Drops and replaces all data on every sync. The simplest mode - no state to track, no edge cases.

Use for: Small reference tables, config data, lookup tables, or any source without a reliable cursor field.

Example: A products table with 500 rows. It's small enough to re-sync fully every time, and you always get a clean snapshot.

Trade-off: Slower for large tables since it re-fetches everything. Not suitable for tables with millions of rows.

Append

Mode: incremental

Fetches only new records since the last sync using a cursor field (typically created_at or an auto-incrementing ID). New records are appended to the table.

Use for: Immutable, append-only data - event logs, charges, page views, audit trails.

Example: Stripe charges. Each charge is created once and never updated. Append mode fetches only charges created since the last sync.

Trade-off: Does not capture updates to existing records. If a record changes after it was synced, the table will have stale data.

Merge

Mode: incremental_dedupe

Fetches new records, then deduplicates on the primary key. If a record with the same key already exists, the newer version wins. This is an upsert.

Use for: Entities that change over time - customers, subscriptions, products, deals.

Example: HubSpot contacts. A contact's email or lifecycle stage can change. Merge mode fetches recent changes and updates the existing record in place.

How dedup works: After fetching new records, rawquery reads the existing table, concatenates old + new, groups by primary key, and keeps the last occurrence. The table is then overwritten with the deduplicated result.

Trade-off: Slightly more expensive than append since it reads the existing table to deduplicate. Best for tables where updates are common and you need the latest state.

Window

Mode: window

Re-syncs a sliding window of the last N days. Data outside the window is kept as-is; data inside the window is replaced entirely with fresh data from the source.

Use for: Analytics data that gets updated retroactively - ad spend, attribution data, metrics that are revised after the fact.

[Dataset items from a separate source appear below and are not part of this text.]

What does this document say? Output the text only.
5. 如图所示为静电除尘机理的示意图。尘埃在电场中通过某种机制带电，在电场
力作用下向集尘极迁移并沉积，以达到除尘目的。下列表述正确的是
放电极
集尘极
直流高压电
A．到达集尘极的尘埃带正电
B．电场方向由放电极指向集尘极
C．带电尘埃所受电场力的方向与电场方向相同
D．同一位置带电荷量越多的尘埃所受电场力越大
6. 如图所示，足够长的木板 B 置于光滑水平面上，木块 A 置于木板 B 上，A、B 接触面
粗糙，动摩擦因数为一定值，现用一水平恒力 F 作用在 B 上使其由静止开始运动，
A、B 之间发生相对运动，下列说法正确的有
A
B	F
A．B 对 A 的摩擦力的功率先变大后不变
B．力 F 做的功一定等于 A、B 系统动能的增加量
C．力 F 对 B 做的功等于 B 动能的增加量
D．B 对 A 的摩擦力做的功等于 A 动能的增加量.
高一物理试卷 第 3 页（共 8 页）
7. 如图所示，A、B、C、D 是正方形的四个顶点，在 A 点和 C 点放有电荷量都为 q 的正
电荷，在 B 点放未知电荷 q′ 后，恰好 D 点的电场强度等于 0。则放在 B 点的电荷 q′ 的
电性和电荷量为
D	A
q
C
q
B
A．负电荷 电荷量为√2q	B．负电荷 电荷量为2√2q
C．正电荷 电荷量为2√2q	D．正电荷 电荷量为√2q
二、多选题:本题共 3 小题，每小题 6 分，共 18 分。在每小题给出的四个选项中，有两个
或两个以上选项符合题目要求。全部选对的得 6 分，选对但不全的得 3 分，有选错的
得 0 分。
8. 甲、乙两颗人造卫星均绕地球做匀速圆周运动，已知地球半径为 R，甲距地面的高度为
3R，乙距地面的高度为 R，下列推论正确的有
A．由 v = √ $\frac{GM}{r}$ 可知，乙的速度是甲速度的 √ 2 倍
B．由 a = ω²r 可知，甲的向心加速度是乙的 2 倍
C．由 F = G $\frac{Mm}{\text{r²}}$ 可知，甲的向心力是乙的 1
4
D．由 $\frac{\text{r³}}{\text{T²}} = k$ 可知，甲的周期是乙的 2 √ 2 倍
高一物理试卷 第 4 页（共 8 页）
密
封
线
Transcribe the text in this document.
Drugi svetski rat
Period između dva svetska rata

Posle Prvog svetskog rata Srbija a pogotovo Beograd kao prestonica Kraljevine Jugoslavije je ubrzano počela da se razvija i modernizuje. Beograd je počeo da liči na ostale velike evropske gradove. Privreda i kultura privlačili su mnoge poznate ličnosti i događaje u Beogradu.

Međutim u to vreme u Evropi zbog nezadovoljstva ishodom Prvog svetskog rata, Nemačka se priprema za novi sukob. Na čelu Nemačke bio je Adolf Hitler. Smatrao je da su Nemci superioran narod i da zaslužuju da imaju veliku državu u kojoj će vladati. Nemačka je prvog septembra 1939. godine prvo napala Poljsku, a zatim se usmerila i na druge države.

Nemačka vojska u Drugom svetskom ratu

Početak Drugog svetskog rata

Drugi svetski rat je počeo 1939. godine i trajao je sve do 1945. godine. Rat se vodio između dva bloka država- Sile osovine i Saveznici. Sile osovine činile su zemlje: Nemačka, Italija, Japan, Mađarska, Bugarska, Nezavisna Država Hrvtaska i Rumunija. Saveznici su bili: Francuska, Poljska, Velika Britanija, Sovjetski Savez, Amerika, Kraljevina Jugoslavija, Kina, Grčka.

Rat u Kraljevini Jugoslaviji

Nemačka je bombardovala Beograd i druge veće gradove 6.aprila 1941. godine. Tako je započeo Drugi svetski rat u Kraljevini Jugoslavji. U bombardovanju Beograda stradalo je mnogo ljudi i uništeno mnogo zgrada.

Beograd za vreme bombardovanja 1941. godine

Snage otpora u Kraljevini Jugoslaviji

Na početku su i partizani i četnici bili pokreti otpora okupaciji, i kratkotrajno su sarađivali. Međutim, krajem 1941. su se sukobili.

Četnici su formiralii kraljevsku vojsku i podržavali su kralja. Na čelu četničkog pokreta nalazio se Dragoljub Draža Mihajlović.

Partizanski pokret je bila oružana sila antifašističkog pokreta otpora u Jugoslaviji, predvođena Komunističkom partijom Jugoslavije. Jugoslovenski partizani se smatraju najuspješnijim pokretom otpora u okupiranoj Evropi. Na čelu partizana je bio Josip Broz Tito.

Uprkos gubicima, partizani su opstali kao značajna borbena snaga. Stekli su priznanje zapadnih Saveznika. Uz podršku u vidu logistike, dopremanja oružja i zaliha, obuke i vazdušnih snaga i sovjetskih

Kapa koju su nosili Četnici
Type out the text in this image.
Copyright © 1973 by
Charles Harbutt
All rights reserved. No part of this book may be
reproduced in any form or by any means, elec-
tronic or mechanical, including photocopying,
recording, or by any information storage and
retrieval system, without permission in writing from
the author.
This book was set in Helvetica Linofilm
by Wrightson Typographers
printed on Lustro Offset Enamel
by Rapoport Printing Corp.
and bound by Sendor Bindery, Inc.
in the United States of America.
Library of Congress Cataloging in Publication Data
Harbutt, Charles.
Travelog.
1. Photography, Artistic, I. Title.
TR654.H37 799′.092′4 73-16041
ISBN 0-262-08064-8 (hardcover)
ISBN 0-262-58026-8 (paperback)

Example: Google Ads data where conversions are attributed up to 30 days after a click. A 30-day window ensures you always have the latest attribution data.

Configuring window size: Select "Window" in the sync mode dropdown for a stream, then set the number of days in the input that appears. Default is 30 days. From the CLI: rq connections update my-conn --sync-mode prices:window:30.

Trade-off: Re-fetches more data than append, but less than full refresh. The window size is a trade-off between freshness and sync speed.

Smart Defaults

Each connector declares what sync modes each stream supports and which one is the default. rawquery picks the right mode automatically:

Streams with a cursor field (e.g. created_at) default to incremental (append)
Streams without a cursor field default to full refresh
Streams with a primary key can use incremental_dedupe (merge) if you enable it
Window mode is opt-in and requires you to set the window size

You can override the sync mode per stream in the connection settings.

When to Use Each

Question	Mode
Small table, no cursor, need a clean snapshot?	`full_refresh`
Records are created but never updated?	`incremental`
Records can be created or updated?	`incremental_dedupe`
Data is revised retroactively in a time window?	`window`

First Sync Behavior

On the first sync, all modes behave the same: they fetch all available data and write it to a new table. The sync mode only matters on subsequent syncs, when there is already existing data to work with.

After the first sync, rawquery stores a cursor value (for incremental and incremental_dedupe modes) so the next sync picks up where it left off.